ML ReBuild: Transfer Learn ML Regression Model Using Fingerprints for Small Molecules

This floe performs transfer learning on prebuilt machine learning (ML) neural network regression models on properties of small molecules.

The input models are retrained on 2D fingerprints which will be generated in the floe itself. Every molecule in the input dataset needs a property column to train on (it will be ignored otherwise).

It builds machine learning models for all possible combinations of cheminformatics (fingerprint) hyperparameters provided in the advanced sections. Read the documentation to learn more about these parameters and how they should be set for a given training data set.

By default, the front layers are withheld from training and only the later layers are retrained on the new data. Change the Freeze Layer parameter to decide how many top layers should remain constant during training.

The floe generates a Floe Report containing details of the best models built. The user can pick any model and use it to predict properties of other molecules in the ML Predict: Regression Using Fingerprints for Small Molecules Floe. The Floe Report presents detailed statistics on the hyperparameters. The user can adjust them and rerun the floe to build better models (see documentation).

In addition to prediction, the built models provide an explanation of predictions, a confidence interval, and the domain of application.

Warning: By default, this floe builds approximately 1,000 machine learning models.
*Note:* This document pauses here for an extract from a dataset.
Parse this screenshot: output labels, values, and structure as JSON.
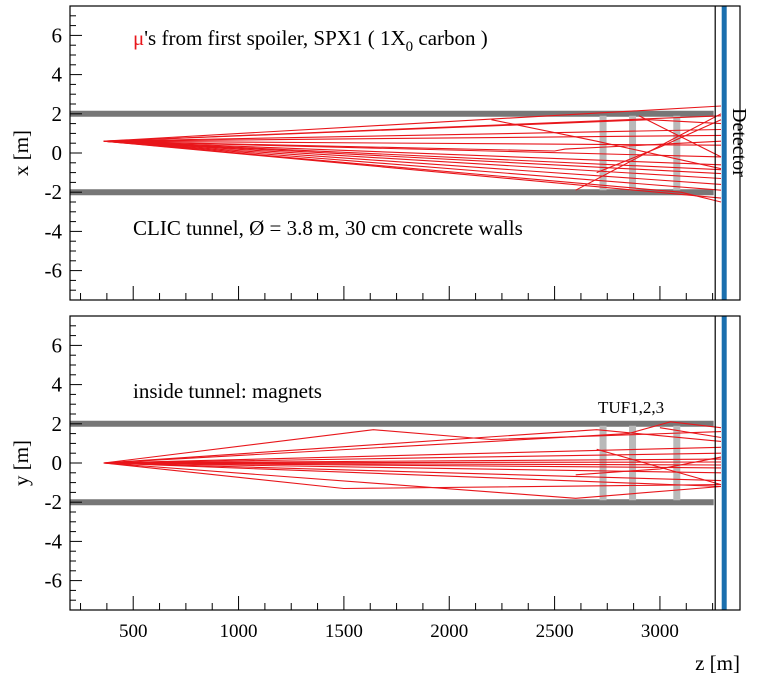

On a large dataset, this may be expensive. Since multiple parameters lead to this cost, refer to this tutorial for how to build a cheaper version. The dataset to build decent models needs to be at least 100 molecules (barring exceptions). We have performed stress tests for as many as 50,000 molecules. We recommended increasing the memory and disk space requirements of the cubes to run on larger datasets.

Inputs

Name

Description

Type

Input Small Molecules to Train
Machine Learning Models On
Input dataset file with each record containing a
molecule and response value (float) to train on.

Molecule Dataset

Input TensorFlow Model

Machine learning model to predict property.

Machine Learning TensorFlow Model Dataset

Outputs

Name

Description

Type

Models Built

Output of generated models.

Dataset

Failure Output

Output of failure.

Dataset